Shutong provides a powerful command-line interface for document processing and search:

OCR Command

shutong ocr [FILES] --lang [auto|english|chinese] --vertical-chinese --output-dir [DIR] --save-format [md|txt]

Options:

  • --lang: Specify document language (auto, english, chinese)
  • --vertical-chinese: Enable specialized processing for traditional Chinese vertical text
  • --output-dir: Directory to save OCR results (default: output/)
  • --save-format: Format for saving results (md or txt)
  • --debug: Enable debug logging

Ingest Command

shutong ingest [TARGET] --ocr-engine [engine] --langs [languages] --citations-forms [format] --llm [model]

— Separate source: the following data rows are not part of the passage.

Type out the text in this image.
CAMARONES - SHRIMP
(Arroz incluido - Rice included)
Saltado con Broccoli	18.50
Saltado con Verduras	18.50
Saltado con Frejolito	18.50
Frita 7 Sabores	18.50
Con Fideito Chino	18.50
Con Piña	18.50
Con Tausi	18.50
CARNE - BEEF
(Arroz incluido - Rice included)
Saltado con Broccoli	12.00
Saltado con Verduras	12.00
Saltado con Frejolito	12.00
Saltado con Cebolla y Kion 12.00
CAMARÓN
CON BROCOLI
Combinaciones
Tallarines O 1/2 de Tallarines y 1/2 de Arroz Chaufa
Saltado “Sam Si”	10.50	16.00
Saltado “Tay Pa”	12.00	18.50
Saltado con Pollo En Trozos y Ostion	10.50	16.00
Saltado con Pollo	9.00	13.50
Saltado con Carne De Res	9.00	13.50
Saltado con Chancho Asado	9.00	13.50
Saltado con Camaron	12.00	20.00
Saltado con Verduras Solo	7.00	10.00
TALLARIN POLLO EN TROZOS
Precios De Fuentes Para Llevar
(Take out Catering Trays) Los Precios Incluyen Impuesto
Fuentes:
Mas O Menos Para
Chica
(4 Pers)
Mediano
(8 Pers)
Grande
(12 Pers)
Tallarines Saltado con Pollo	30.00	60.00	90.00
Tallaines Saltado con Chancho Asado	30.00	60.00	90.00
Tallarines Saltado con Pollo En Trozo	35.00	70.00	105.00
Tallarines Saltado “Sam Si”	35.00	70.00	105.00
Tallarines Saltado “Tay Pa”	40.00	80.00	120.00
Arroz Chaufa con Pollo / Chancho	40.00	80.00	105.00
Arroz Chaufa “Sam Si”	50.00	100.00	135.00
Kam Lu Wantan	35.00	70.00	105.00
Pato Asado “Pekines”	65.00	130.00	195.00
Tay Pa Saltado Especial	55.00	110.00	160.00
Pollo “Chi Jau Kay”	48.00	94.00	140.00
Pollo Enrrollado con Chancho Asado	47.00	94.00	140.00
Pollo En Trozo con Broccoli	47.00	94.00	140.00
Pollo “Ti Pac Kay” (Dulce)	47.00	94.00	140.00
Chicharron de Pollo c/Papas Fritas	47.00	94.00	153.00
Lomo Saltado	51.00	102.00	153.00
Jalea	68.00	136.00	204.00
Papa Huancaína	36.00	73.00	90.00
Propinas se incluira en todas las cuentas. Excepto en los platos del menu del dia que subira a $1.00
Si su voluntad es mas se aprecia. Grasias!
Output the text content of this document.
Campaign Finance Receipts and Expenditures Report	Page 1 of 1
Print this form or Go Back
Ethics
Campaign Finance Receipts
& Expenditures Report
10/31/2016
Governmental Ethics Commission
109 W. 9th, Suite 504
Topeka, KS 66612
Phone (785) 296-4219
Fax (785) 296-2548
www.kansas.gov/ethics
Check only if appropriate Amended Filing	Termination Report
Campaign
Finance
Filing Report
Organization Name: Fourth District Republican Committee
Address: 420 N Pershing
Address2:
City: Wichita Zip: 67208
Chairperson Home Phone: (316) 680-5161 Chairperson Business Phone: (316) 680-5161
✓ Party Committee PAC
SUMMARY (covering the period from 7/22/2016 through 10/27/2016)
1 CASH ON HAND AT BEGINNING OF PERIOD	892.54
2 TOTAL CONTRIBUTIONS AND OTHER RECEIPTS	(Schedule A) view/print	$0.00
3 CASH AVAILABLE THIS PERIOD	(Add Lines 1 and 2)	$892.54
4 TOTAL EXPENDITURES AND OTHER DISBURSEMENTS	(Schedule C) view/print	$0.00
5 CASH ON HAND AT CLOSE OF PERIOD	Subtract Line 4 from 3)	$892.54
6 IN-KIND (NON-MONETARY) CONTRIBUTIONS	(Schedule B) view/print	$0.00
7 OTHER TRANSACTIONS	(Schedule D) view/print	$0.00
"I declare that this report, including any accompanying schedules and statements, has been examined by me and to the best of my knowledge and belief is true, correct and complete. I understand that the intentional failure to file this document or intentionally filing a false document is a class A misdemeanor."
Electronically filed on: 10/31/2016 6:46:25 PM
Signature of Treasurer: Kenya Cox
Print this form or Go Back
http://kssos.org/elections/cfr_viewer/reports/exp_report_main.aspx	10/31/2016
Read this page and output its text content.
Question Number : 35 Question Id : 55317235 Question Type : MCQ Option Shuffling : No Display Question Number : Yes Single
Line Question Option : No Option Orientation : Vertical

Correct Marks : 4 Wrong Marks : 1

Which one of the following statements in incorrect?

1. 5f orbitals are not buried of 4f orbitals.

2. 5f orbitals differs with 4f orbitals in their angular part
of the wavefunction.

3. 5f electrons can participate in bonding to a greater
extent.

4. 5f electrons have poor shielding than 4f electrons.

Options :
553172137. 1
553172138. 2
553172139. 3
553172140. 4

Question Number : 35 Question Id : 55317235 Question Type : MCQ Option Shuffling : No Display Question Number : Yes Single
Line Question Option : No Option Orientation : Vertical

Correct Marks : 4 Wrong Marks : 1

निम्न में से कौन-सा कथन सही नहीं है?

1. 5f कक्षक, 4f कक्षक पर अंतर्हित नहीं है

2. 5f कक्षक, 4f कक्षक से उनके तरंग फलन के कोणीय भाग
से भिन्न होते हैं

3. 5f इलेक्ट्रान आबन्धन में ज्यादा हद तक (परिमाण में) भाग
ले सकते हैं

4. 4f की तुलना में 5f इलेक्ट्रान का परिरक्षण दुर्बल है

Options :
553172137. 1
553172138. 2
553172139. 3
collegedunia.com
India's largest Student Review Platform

Where TARGET can be a folder or file (PDF, DOC, DOCX, PPT, PPTX, images, audio, video, URL)

The ingest process:

  1. Converts files to JSONL or Markdown format
  2. Creates OCR’d PDFs with filename-ocr.pdf in the target folder
  3. Indexes content into ~/.study/
  4. Embeds and tokenizes content for LLM processing
  5. Preserves headers and footers to maintain page numbers for citations

Search Command

shutong keywords [TERM] --lines [COUNT]

The search displays results with:

  • Citations (author, title, year, publisher or filename)
  • Page numbers containing the keyword
  • Context around the search term

Ask Command

shutong ask [QUESTION]

Similar to paperQA but works with all ingested file types, not just PDFs.